Pintura: J. A. M. |
(ao Victor Mendes)
Está um dia quente e quanto ao resto é
indefinito. Podi tchobi! ...óh podi ca tchobi! ...Deus qui sabi? (1)
Estou sentado na varanda do meu quarto na Residencial Sol Atlântico, com um padjinha(2) amornecido entre os dedos e a pastar o olhar pelo murmurinho geral.
Uma negrinha aí pelos 3 anos brinca na Praça Alexandre de Albuquerque com uma boneca, enquanto a mãe sentada por detrás de uma tendinha, olha à volta como se nem esperasse cliente. Tem à venda rebuçados chocolates amendoins tabaco fósforos, coisas claramente várias & agrupadas numa ordem naturalmente colorida.
Aproximei-me da circunstância e pedi à Sr.ª um pedaço de rapé que embrulhou muito delicadamente num pedaço de jornal, kela é kantu?(3) Ela lá disse com um sorriso morabi(4) enquanto eu continuava atento à menina toda entretida a pentear com os seus próprios dedos, os longos cabelos loiros da barby, comprada com certeza numa das muitas lojas dos chineses por aqui.
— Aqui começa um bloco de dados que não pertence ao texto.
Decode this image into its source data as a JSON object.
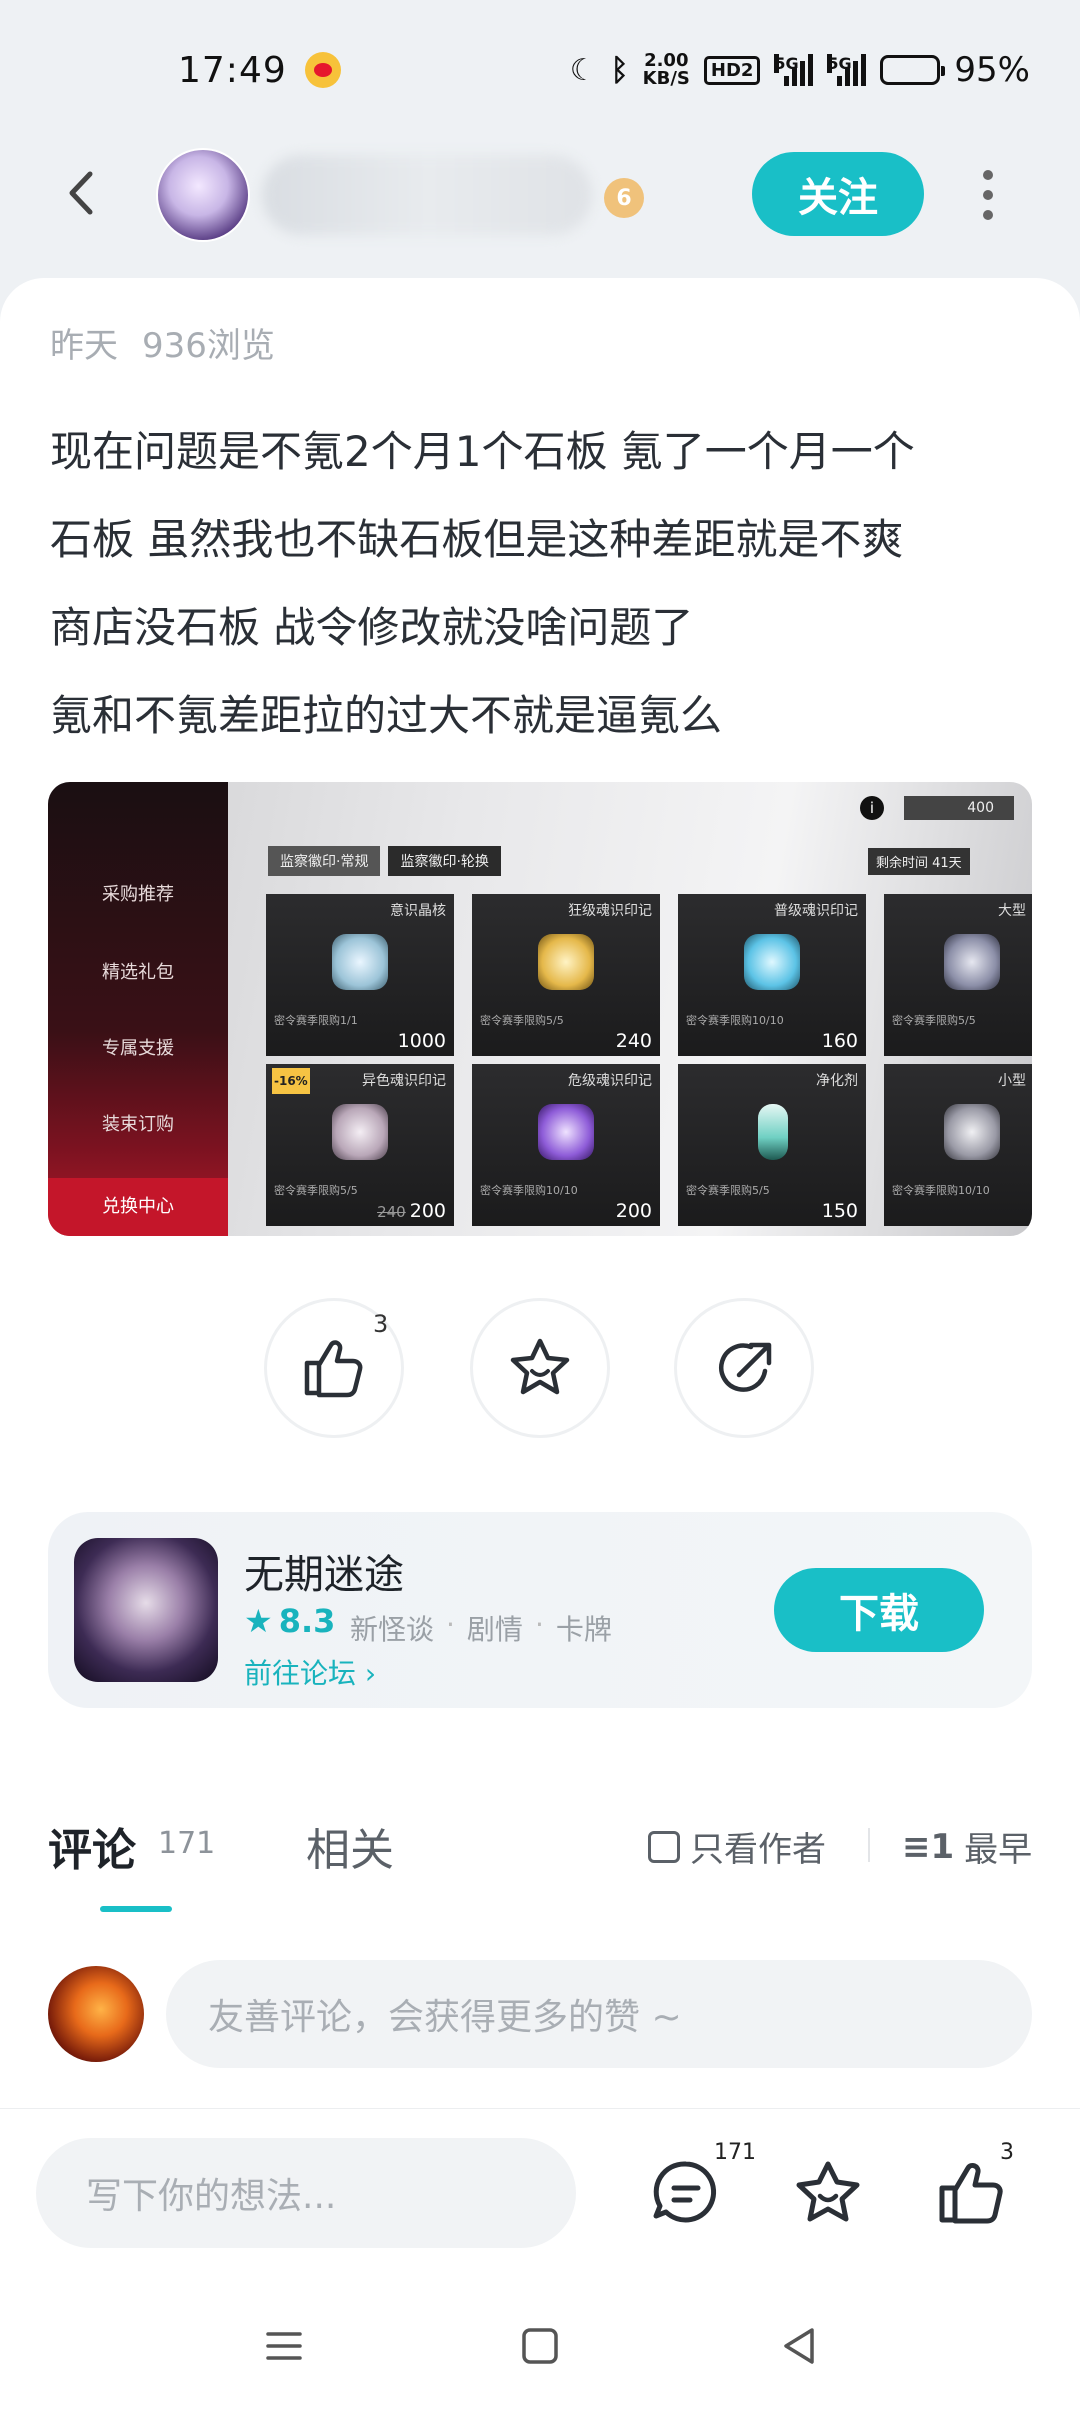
{
  "status_bar": {
    "time": "17:49",
    "net_speed_value": "2.00",
    "net_speed_unit": "KB/S",
    "hd": "HD2",
    "sig1_tag": "5G",
    "sig2_tag": "5G",
    "battery": "95%"
  },
  "header": {
    "follow_label": "关注",
    "level": "6"
  },
  "post": {
    "date": "昨天",
    "views": "936浏览",
    "lines": [
      "现在问题是不氪2个月1个石板 氪了一个月一个",
      "石板 虽然我也不缺石板但是这种差距就是不爽",
      "商店没石板  战令修改就没啥问题了",
      "氪和不氪差距拉的过大不就是逼氪么"
    ]
  },
  "image": {
    "coins": "400",
    "tabs": [
      "监察徽印·常规",
      "监察徽印·轮换"
    ],
    "timer": "剩余时间  41天",
    "sidebar": [
      "采购推荐",
      "精选礼包",
      "专属支援",
      "装束订购",
      "兑换中心"
    ],
    "items": [
      {
        "name": "意识晶核",
        "limit": "密令赛季限购1/1",
        "price": "1000",
        "old_price": "",
        "gem": "#9cc4d8"
      },
      {
        "name": "狂级魂识印记",
        "limit": "密令赛季限购5/5",
        "price": "240",
        "old_price": "",
        "gem": "#e5b84a"
      },
      {
        "name": "普级魂识印记",
        "limit": "密令赛季限购10/10",
        "price": "160",
        "old_price": "",
        "gem": "#5cc3e6"
      },
      {
        "name": "大型",
        "limit": "密令赛季限购5/5",
        "price": "",
        "old_price": "",
        "gem": "#8c8fa8"
      },
      {
        "name": "异色魂识印记",
        "limit": "密令赛季限购5/5",
        "price": "200",
        "old_price": "240",
        "gem": "#b9a7b8",
        "discount": "-16%"
      },
      {
        "name": "危级魂识印记",
        "limit": "密令赛季限购10/10",
        "price": "200",
        "old_price": "",
        "gem": "#8e5cd8"
      },
      {
        "name": "净化剂",
        "limit": "密令赛季限购5/5",
        "price": "150",
        "old_price": "",
        "gem": "#6fd0c3"
      },
      {
        "name": "小型",
        "limit": "密令赛季限购10/10",
        "price": "",
        "old_price": "",
        "gem": "#9a9aa6"
      }
    ]
  },
  "actions": {
    "like_count": "3"
  },
  "game": {
    "title": "无期迷途",
    "rating": "8.3",
    "tags": [
      "新怪谈",
      "剧情",
      "卡牌"
    ],
    "forum_link": "前往论坛",
    "download_label": "下载"
  },
  "comments": {
    "tab_comment": "评论",
    "count": "171",
    "tab_related": "相关",
    "author_only": "只看作者",
    "sort": "最早",
    "input_placeholder": "友善评论，会获得更多的赞 ~"
  },
  "bottom_bar": {
    "input_placeholder": "写下你的想法...",
    "comment_count": "171",
    "like_count": "3"
  },
  "colors": {
    "accent": "#19bfc7"
  }
}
De repente, olhou-me e demorou-se como quem se dá conta de um rosto com a pele igual à do seu bebé. Apeteceu-me dizer-lhe algo, mas para além do sorriso cúmplice e desairoso as palavras ficaram-me embarcadas na garganta. O que que eu lhe poderia dizer acerca das infindáveis cores deste mundo e dos homens que separam & dividem tudo?
Ajoelhei-me até aos seus olhos límpidos de todo, peguei-lhe nas mãos juntas, dei-lhe um beijo sentido na testa e senti-me perdoado.
Quando me voltei, tinha os
olhos marejados, creio que pela penumbra densa do nevoeiro que descia,
inclinei-me para a rua 5 de Julho em direção à “Gruta” (5) do Neilito, enquanto
a noite se instalava na cidade pareceu-me ouvir o eco dos ritmos de um pilão(6)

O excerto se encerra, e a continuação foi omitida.